Надеюсь, счастье еще посетит нас. Мы возьмем билеты на все теплоходы всех рек и поплывем из края в край по нашей стране. Я хочу видеть, видеть хочу, чтобы ты смеялась. И Антошку прихватим с собой…»
Подписи нет. Даты нет.
«Что значит — работать над архивом? Как над архивом работать? — подумал Антон. — Посоветуюсь с Яковом Ефимовичем».
— Уехал вчера в командировку, — ответили в телефонную трубку.
— Надолго?
— Едва ли, но точно не известно.
Там повесили трубку, Антон послушал частые гудки. И вернулся в мастерскую. Неуютно у папы все-таки. Тесно. Похоже на помещение склада, где свалены безо всякого порядка листы и эскизы. Наверное, порядок есть, продуманный папой, понятный ему одному.
Антон взял не очень толстую папку, с аккуратно наклеенным заголовком — «Московская сюита».
Первый лист представил ему знакомый дом на Кропоткинской улице. И снова, как теперь уже понял Антон, в стиле и манере папы, точный портрет и по-своему увиденный дом партизана Дениса Давыдова. Сквозь рассеянно-голубоватую мглу неясно рисуется волшебно-зыбкое здание, колонны, в окнах бледные силуэты людей. И вдруг луч солнца, разрывая голубоватую мглу, падает на ворох осенних листьев, и ветер подхватывает их, они летят, стая оранжевых птиц.

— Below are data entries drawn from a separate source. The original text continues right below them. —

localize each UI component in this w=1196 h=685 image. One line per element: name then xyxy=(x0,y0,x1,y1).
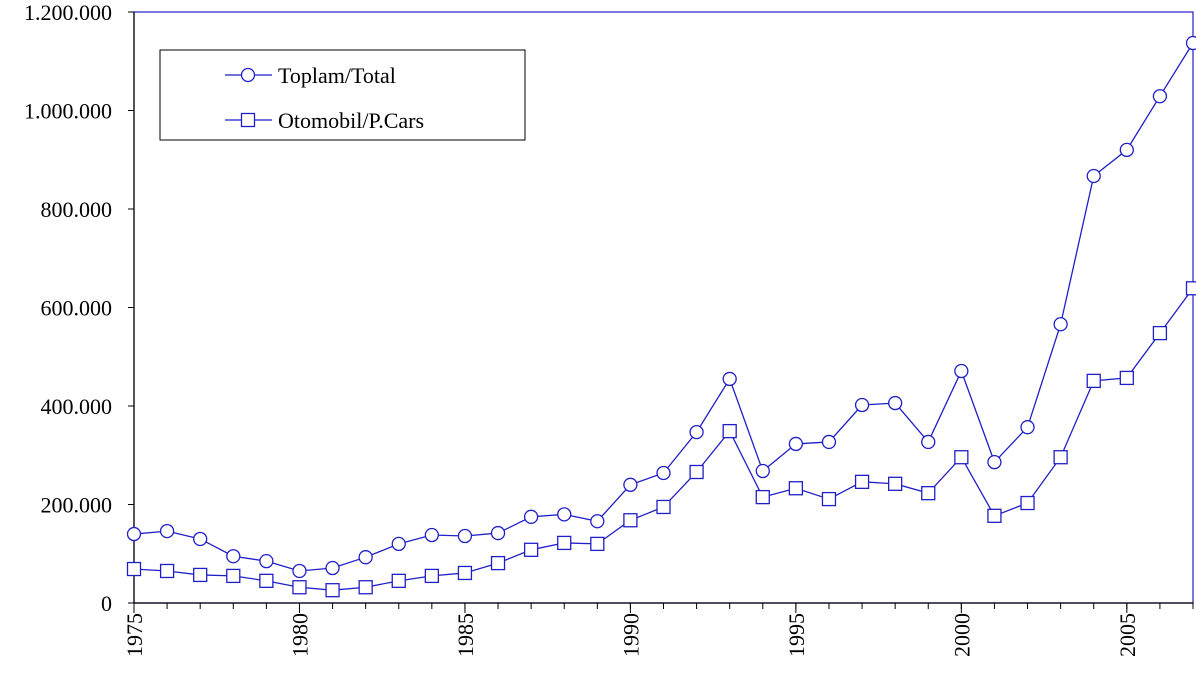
marker xyxy=(523,509,539,524)
marker xyxy=(1020,495,1035,511)
marker xyxy=(325,560,340,576)
marker xyxy=(126,561,142,577)
legend-marker xyxy=(240,112,256,128)
marker xyxy=(623,513,638,528)
x-tick-label: 2000 xyxy=(949,613,974,657)
legend-marker xyxy=(240,67,256,83)
marker xyxy=(1086,168,1101,184)
marker xyxy=(921,486,936,501)
marker xyxy=(854,397,870,413)
marker xyxy=(590,514,605,529)
marker xyxy=(1185,35,1196,51)
legend-label: Otomobil/P.Cars xyxy=(278,108,424,133)
marker xyxy=(755,463,770,479)
marker xyxy=(821,491,837,507)
marker xyxy=(1053,450,1068,465)
marker xyxy=(888,476,903,491)
marker xyxy=(126,526,142,542)
marker xyxy=(391,536,406,552)
marker xyxy=(689,424,704,440)
marker xyxy=(358,580,373,595)
marker xyxy=(788,481,804,496)
marker xyxy=(226,568,241,584)
series-line xyxy=(133,287,1194,591)
marker xyxy=(921,434,936,450)
marker xyxy=(424,568,439,584)
marker xyxy=(623,477,638,492)
marker xyxy=(954,450,969,465)
y-tick-label: 800.000 xyxy=(41,197,113,222)
marker xyxy=(1053,317,1068,332)
marker xyxy=(987,508,1002,523)
marker xyxy=(656,465,671,481)
legend: Toplam/Total Otomobil/P.Cars xyxy=(159,49,526,141)
y-tick-label: 1.200.000 xyxy=(24,0,112,25)
marker xyxy=(557,507,572,522)
y-tick-label: 200.000 xyxy=(41,493,113,518)
marker xyxy=(689,464,704,480)
marker xyxy=(1119,370,1134,386)
marker xyxy=(193,531,208,547)
marker xyxy=(954,363,969,379)
x-tick-label: 1985 xyxy=(453,613,478,657)
marker xyxy=(391,573,406,588)
x-tick-label: 1975 xyxy=(122,613,147,657)
y-tick-label: 0 xyxy=(101,591,112,616)
marker xyxy=(325,583,340,598)
marker xyxy=(159,523,175,539)
marker xyxy=(259,573,274,588)
marker xyxy=(821,434,837,450)
marker xyxy=(292,563,307,579)
y-tick-label: 1.000.000 xyxy=(24,99,112,124)
marker xyxy=(226,549,241,564)
marker xyxy=(854,474,870,489)
marker xyxy=(259,553,274,569)
marker xyxy=(358,550,373,565)
marker xyxy=(292,580,307,595)
marker xyxy=(523,542,539,557)
marker xyxy=(193,567,208,583)
marker xyxy=(490,525,506,541)
marker xyxy=(722,371,737,387)
marker xyxy=(1119,142,1134,158)
marker xyxy=(1152,89,1168,104)
marker xyxy=(1020,420,1035,435)
marker xyxy=(788,436,804,452)
marker xyxy=(888,395,903,411)
y-tick-label: 600.000 xyxy=(41,296,113,321)
marker xyxy=(1185,281,1196,296)
legend-label: Toplam/Total xyxy=(278,63,396,88)
marker xyxy=(457,528,473,544)
marker xyxy=(590,536,605,552)
x-tick-label: 1995 xyxy=(784,613,809,657)
marker xyxy=(722,423,737,439)
marker xyxy=(755,489,770,505)
marker xyxy=(159,563,175,579)
marker xyxy=(1086,373,1101,389)
marker xyxy=(656,499,671,515)
legend-box xyxy=(159,49,526,141)
x-tick-label: 1990 xyxy=(618,613,643,657)
marker xyxy=(457,565,473,581)
x-tick-label: 1980 xyxy=(287,613,312,657)
marker xyxy=(424,527,439,543)
marker xyxy=(1152,325,1168,341)
x-tick-label: 2005 xyxy=(1115,613,1140,657)
y-tick-label: 400.000 xyxy=(41,394,113,419)
marker xyxy=(490,555,506,571)
marker xyxy=(987,454,1002,470)
marker xyxy=(557,535,572,551)
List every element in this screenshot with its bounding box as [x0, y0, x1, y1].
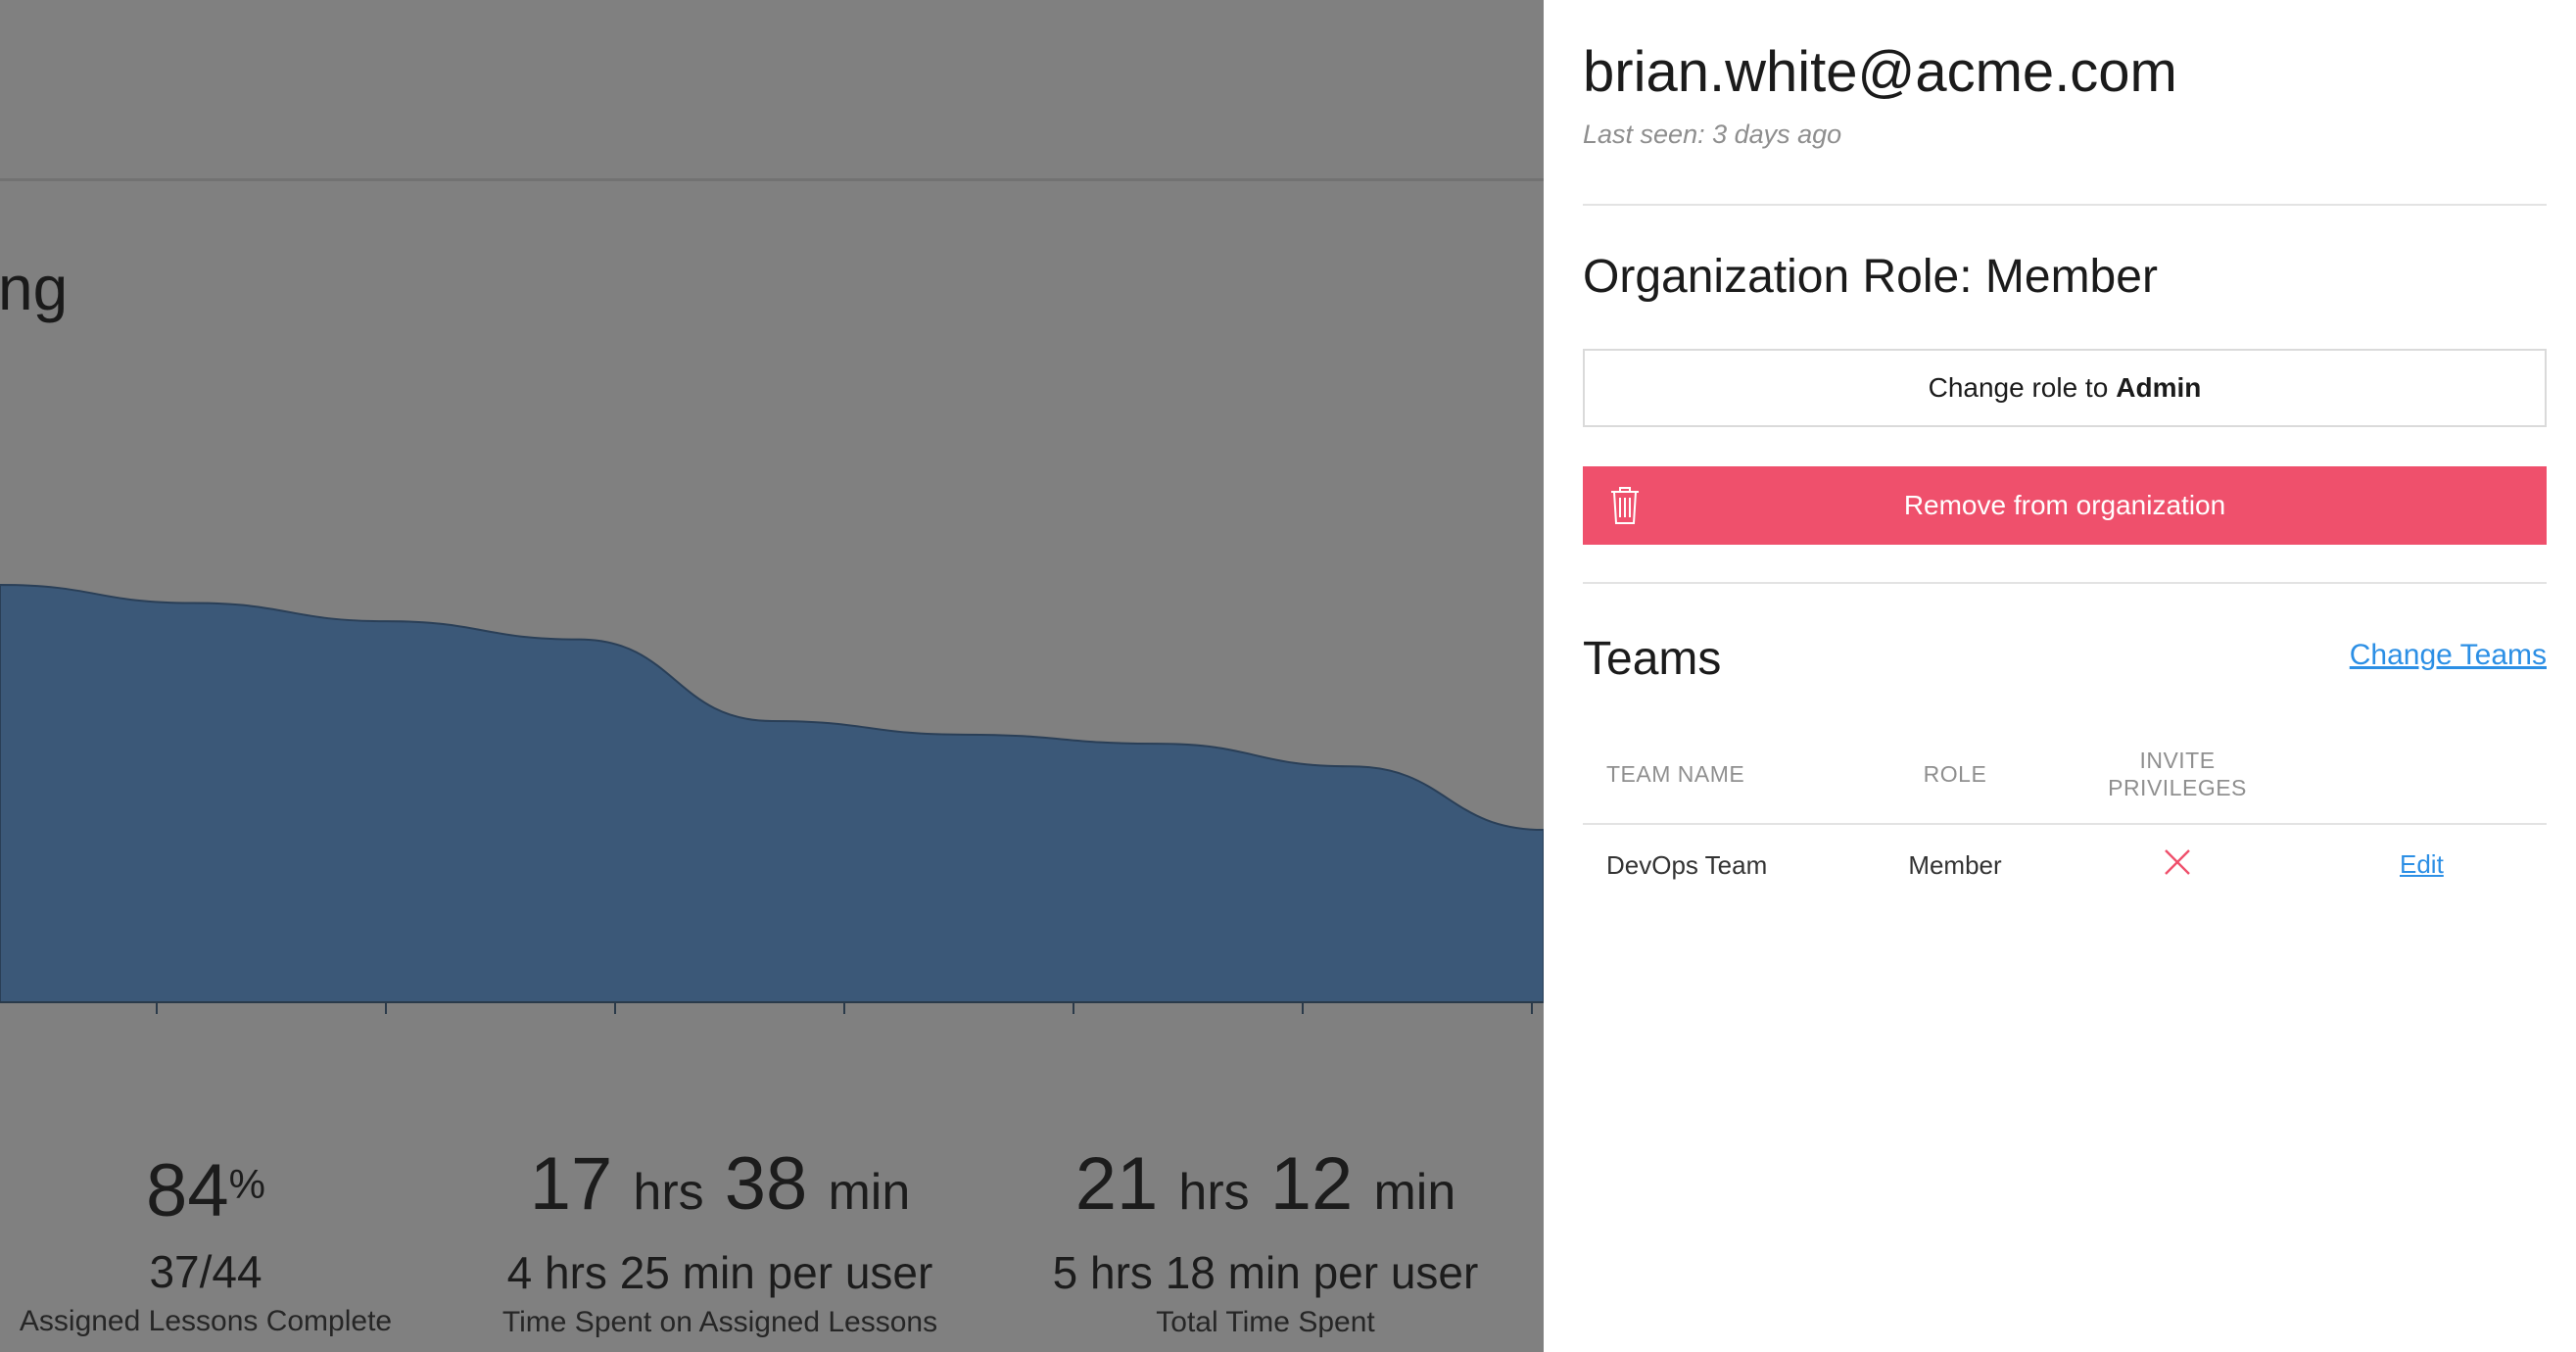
stat-label: Total Time Spent — [1156, 1306, 1375, 1338]
stat-detail: 4 hrs 25 min per user — [506, 1247, 933, 1298]
progress-area-chart — [0, 584, 1544, 1014]
remove-from-organization-button[interactable]: Remove from organization — [1583, 466, 2547, 545]
role-cell: Member — [1908, 850, 2002, 880]
divider — [1583, 204, 2547, 206]
team-name-cell: DevOps Team — [1606, 850, 1768, 880]
x-icon — [2165, 849, 2190, 875]
stat-time-assigned: 17 hrs 38 min 4 hrs 25 min per user Time… — [485, 1136, 955, 1342]
header-line: PRIVILEGES — [2108, 775, 2247, 800]
stat-detail: 37/44 — [149, 1246, 262, 1297]
header-line: INVITE — [2139, 748, 2216, 773]
stat-detail: 5 hrs 18 min per user — [1052, 1247, 1479, 1298]
change-teams-link[interactable]: Change Teams — [2349, 639, 2547, 671]
change-role-button[interactable]: Change role to Admin — [1583, 349, 2547, 427]
stat-label: Assigned Lessons Complete — [19, 1305, 393, 1337]
user-detail-drawer: brian.white@acme.com Last seen: 3 days a… — [1544, 0, 2576, 1352]
column-header-invite-privileges: INVITE PRIVILEGES — [2070, 747, 2285, 801]
stat-total-time: 21 hrs 12 min 5 hrs 18 min per user Tota… — [1030, 1136, 1501, 1342]
stat-label: Time Spent on Assigned Lessons — [501, 1306, 938, 1338]
column-header-role: ROLE — [1923, 761, 1987, 787]
divider — [1583, 582, 2547, 584]
stat-lessons-complete: 84% 37/44 Assigned Lessons Complete — [0, 1136, 441, 1341]
user-email: brian.white@acme.com — [1583, 40, 2177, 104]
stat-value: 21 hrs 12 min — [1074, 1142, 1456, 1226]
area-series — [0, 584, 1544, 1003]
header-divider — [0, 178, 1544, 181]
column-header-team-name: TEAM NAME — [1606, 761, 1745, 787]
trash-icon — [1611, 487, 1639, 524]
edit-team-link[interactable]: Edit — [2400, 849, 2444, 879]
stat-value: 17 hrs 38 min — [529, 1142, 911, 1226]
organization-role-title: Organization Role: Member — [1583, 251, 2158, 303]
stat-value: 84% — [146, 1149, 265, 1232]
x-axis-ticks — [156, 1002, 1533, 1014]
teams-title: Teams — [1583, 633, 1722, 685]
remove-label: Remove from organization — [1903, 490, 2226, 520]
change-role-prefix: Change role to — [1928, 372, 2109, 403]
last-seen-text: Last seen: 3 days ago — [1583, 120, 1842, 149]
background-page: ng 84% 37/44 Assigned Lessons Complete 1… — [0, 178, 1544, 1342]
table-header-divider — [1583, 823, 2547, 825]
section-heading: ng — [0, 253, 69, 323]
change-role-target: Admin — [2116, 372, 2202, 403]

Дальше увидел Антон тесный дворик, кусты одичавшей сирени, как у них во дворе, ветхий домишко в три окна по фасаду, старую женщину в черном платке.
«Все ушло, осталась лишь память», — написано папиной рукой.
Дальше увидел Антон церквушку, разрисованную причудливо яркими красками, такую игрушечную, что казалось, можно поднять и на руках унести.
Дальше высокие стеклянные дома — башни, сотни освещенных окон, широкий проспект: движется поток машин, фар, и проспект праздничен, как новогодняя елка. Изо всех высотных сооружений отец любил только этот ансамбль, и только вечерней порою.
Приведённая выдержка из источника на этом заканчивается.